Credit Suisse moving more businesses to N.Y.

Credit Suisse is loosening its longstanding centralized organizational structure, moving selected operations out of Switzerland to the United States and other countries to boost international business.

"The gist of the story is that the bank is willing to decentralize control of local operations to where the activity is," said a spokesman for the bank in New York.

Credit Suisse officials said that project finance, asset securitization, aircraft financing, and leasing are among the areas that either are or will be based in New York.

Centers of Activity

Trading in derivatives is now being run mainly from London, foreign exchange and securities trading is shifting from Zurich to New York, London, and Tokyo, and institutional asset management and private banking operations are being expanded out of the United States and other countries such as Luxembourg.

The Zurich-based bank increased the number of employees outside of Switzerland by nearly 12% in 1991, to 3,444, while the number of domestic employees stayed essentially flat, with around 15,000 people.

Profits from Afar

The move has been dictated by the growing globalization of Credit Suisse, officials said, even though the action runs counter to an inclination at the bank to conduct as many operations as possible inside Switzerland.

Since 1989, the bank has nearly doubled earnings from outside Switzerland, to 34% of gross revenues of $1.7 billion.
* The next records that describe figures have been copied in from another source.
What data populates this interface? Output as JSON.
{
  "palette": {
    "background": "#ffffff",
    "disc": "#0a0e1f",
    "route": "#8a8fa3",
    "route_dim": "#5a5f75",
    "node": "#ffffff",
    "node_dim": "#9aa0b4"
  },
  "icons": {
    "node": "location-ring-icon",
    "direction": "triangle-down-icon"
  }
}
The previous figure was 18%.

Earnings from outside Switzerland are expected to grow even further, a spokesman for the bank in Zurich said.
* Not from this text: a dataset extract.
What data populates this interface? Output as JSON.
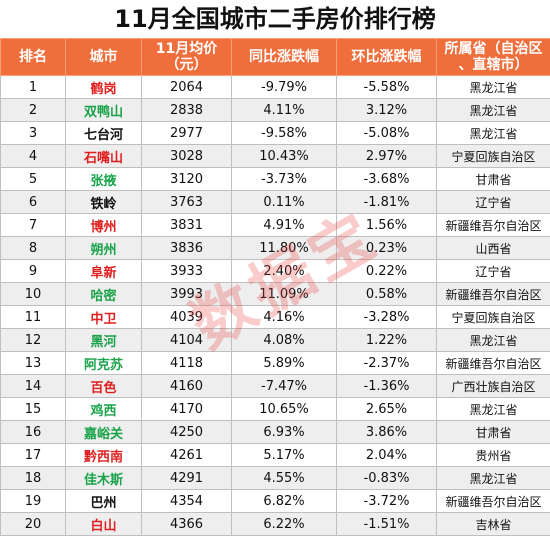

"The philosophy is to retain our home base in retail and wholesale banking in Switzerland and to find wholesale banking niches where we can play an important role in other countries," said the spokesman said.
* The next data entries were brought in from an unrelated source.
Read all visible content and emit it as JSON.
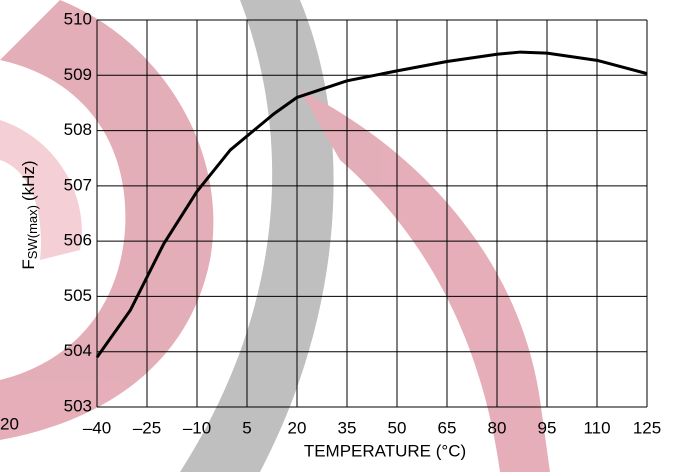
{
  "chart_data": {
    "type": "line",
    "x_label": "TEMPERATURE (°C)",
    "y_label": {
      "main": "F",
      "sub": "SW(max)",
      "unit": "(kHz)"
    },
    "fragment_label": "20",
    "x": [
      -40,
      -30,
      -20,
      -10,
      0,
      13,
      20,
      35,
      50,
      65,
      80,
      87,
      95,
      110,
      125
    ],
    "series": [
      {
        "name": "FSW(max)",
        "color": "#000000",
        "values": [
          503.9,
          504.75,
          505.95,
          506.9,
          507.65,
          508.3,
          508.6,
          508.9,
          509.08,
          509.25,
          509.38,
          509.42,
          509.4,
          509.27,
          509.03
        ]
      }
    ],
    "xlim": [
      -40,
      125
    ],
    "xticks": [
      {
        "value": -40,
        "label": "–40"
      },
      {
        "value": -25,
        "label": "–25"
      },
      {
        "value": -10,
        "label": "–10"
      },
      5,
      20,
      35,
      50,
      65,
      80,
      95,
      110,
      125
    ],
    "ylim": [
      503,
      510
    ],
    "yticks": [
      503,
      504,
      505,
      506,
      507,
      508,
      509,
      510
    ],
    "grid": true
  }
}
Officials added that in some instances, the difficulty of finding specialists in Switzerland and of obtaining Swiss working permits for staff hired outside the country has also contributed to a shift in management to new locations.

Rating Downgraded

The bank this year lost its prized triple A rating from Moody's Investors Service, but subsequently went on to confound it critics by chalking up record net earnings of $580 million for 1991, up 57% over the previous year. Moody's had cited potential credit quality problems in its downgrading.

Overseas earnings, including improved margins on lending in the United States, and profits from new operations such as derivatives, contributed heavily toward compensating for lost income on real estate lending in Switzerland and problem loans to corporate borrowers in the United States and Britain.